Ce mot simplement pour te signaler que je t'aime.
Signé : tu sais qui.
Ces quelques mots, griffonnés à la va-vite sur une note insérée dans une enveloppe jaune, sont reçus par une quinzaine d'habitants de la place d'Arezzo, dans un quartier chic de Bruxelles. Ils suffisent à provoquer les sentiments les plus violents : curiosités sensuelles et sexuelles inassouvies, vieilles rancoeurs supposées enfouies, amours réparatrices ou encore jalousies destructrices vont se révéler au grand jour et agiter ce quartier dont le seul signe habituel de fantaisie réside dans les nombreux perroquets écumant la cime des arbres de la place.
La structure du roman est ambitieuse. On suit une vingtaine de personnes, qui n'ont a priori en commun que d'habiter sur la même place, et de recevoir la même lettre. Les chemins de toutes ces personnes, aux profils souvent radicalement opposés, vont pourtant se croiser en permanence, les uns étant les amis, enfants, neveux, employés ou clients des autres. Pour y voir clair, Schmitt a sans doute du tracer une frise chronologique illustrant les interactions entre eux. Malheureusement, le lecteur ne possédant pas de telle frise peut par conséquent avoir l'impression de jouer (et parfois de perdre) une réelle partie de "Qui est-ce?".
Schmitt écrit de manière agréable et ciselée. Son expérience d'auteur de théâtre est clairement visible ici, la majorité du roman étant composée de dialogues coulants et souvent très justes dans les émotions transmises.
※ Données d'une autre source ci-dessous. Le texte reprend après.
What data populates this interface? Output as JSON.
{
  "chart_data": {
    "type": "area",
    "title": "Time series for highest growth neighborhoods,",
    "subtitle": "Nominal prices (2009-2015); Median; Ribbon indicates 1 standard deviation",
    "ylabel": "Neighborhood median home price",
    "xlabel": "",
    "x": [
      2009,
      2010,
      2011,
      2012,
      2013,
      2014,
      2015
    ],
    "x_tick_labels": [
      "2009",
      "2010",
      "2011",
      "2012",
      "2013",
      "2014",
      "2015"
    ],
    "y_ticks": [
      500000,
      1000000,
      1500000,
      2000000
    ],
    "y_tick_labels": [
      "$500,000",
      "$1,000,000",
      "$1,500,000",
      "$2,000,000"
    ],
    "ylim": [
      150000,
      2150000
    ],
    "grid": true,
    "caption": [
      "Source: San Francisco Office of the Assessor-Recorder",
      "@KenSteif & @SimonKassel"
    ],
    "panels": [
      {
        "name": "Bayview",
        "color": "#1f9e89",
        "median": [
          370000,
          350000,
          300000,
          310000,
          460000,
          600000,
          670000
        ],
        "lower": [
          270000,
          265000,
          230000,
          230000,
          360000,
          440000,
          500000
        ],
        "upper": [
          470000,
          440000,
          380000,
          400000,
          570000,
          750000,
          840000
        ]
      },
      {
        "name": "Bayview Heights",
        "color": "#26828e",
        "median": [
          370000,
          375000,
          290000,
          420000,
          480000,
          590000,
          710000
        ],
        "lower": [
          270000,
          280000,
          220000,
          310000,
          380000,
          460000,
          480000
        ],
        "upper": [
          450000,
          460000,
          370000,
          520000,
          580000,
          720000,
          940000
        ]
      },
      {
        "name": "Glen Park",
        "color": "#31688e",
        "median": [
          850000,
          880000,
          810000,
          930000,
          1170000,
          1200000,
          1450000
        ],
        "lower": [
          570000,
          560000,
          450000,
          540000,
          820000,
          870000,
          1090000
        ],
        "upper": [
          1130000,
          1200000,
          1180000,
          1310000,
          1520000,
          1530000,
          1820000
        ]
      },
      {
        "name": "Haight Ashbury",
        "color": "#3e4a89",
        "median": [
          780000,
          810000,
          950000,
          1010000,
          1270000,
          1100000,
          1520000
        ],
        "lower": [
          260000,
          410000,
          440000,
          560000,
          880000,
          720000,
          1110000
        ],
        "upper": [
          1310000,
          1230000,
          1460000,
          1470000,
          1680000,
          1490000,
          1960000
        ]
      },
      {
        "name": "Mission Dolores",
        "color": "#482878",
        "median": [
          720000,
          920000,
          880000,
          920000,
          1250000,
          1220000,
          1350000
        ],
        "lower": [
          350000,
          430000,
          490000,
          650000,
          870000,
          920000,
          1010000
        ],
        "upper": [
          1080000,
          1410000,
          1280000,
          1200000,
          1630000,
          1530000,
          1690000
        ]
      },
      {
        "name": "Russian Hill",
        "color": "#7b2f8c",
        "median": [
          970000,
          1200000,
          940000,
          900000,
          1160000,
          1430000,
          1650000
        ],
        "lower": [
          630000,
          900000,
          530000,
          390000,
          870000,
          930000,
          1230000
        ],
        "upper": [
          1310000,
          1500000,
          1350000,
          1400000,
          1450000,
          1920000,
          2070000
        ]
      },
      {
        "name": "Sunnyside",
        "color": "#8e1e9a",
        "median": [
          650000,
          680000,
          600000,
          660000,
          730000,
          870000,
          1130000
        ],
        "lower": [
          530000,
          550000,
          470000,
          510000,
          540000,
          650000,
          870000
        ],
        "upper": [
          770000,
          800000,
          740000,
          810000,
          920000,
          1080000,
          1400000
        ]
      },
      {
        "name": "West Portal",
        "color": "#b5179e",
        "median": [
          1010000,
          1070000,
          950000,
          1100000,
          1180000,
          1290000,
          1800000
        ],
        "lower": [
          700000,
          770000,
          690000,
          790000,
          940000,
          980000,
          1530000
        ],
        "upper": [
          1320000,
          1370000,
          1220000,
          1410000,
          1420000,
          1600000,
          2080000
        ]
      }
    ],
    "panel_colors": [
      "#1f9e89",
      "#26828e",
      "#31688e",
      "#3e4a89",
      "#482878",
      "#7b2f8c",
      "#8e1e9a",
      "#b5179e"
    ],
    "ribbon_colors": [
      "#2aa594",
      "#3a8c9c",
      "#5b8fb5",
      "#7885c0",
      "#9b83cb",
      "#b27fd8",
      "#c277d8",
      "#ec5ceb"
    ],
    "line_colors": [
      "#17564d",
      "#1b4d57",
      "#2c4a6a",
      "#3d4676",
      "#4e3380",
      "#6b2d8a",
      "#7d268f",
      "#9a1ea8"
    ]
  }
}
Il fait d'ailleurs preuve d'une réelle tendresse pour ses personnages, les expose, les justifie, et parfois les accable, mais jamais avec malice.
En revanche, ces nombreux personnages sont souvent trop caricaturaux, à l'exception d'un ou deux mieux équilibrés. Caricaturaux surtout dans leur évolution rapide lors des quelques jours que couvre l'intrigue. Etant donné que le lecteur passe très peu de temps avec chacun, ces évolutions paraissent trop superficielles. Pire, le fait de ne passer que trop peu de temps avec chacun n'aide pas vraiment le lecteur à se préoccuper du sort de ces personnalités trop "2D". On reste tel un de ces perroquets qui hantent les hauts arbres de la place d'Arezzo, plongeant le regard à l'envi dans les salons richement éclairés et les chambres aux lumières tamisées des appartements mais ne pouvant se rapprocher : un observateur externe qui ne pénètre que trop rarement dans l'espace véritablement intime des personnages.
Les ficelles scénaristiques utilisées, enfin, sont souvent assez grosses. Ce n'est pas vraiment un souci en soi : le but de Schmitt n'est pas ici de raconter une histoire, mais plutôt d'exposer les passions et perversions de chacun. Perversions d'ailleurs aussi bien amoureuses et sexuelles que personnelles : Schmitt n'est jamais dans ce roman plus pertinent que lorsqu'il décortique le mal-être des exclus, des "punis" de la société moderne. Mais ce sont des moments malheureusement trop rares. Reste au final un roman agréable à lire, mais qui aurait gagné à se concentrer sur moins de personnages et entrer plus en profondeur dans chacune de leurs histoires respectives.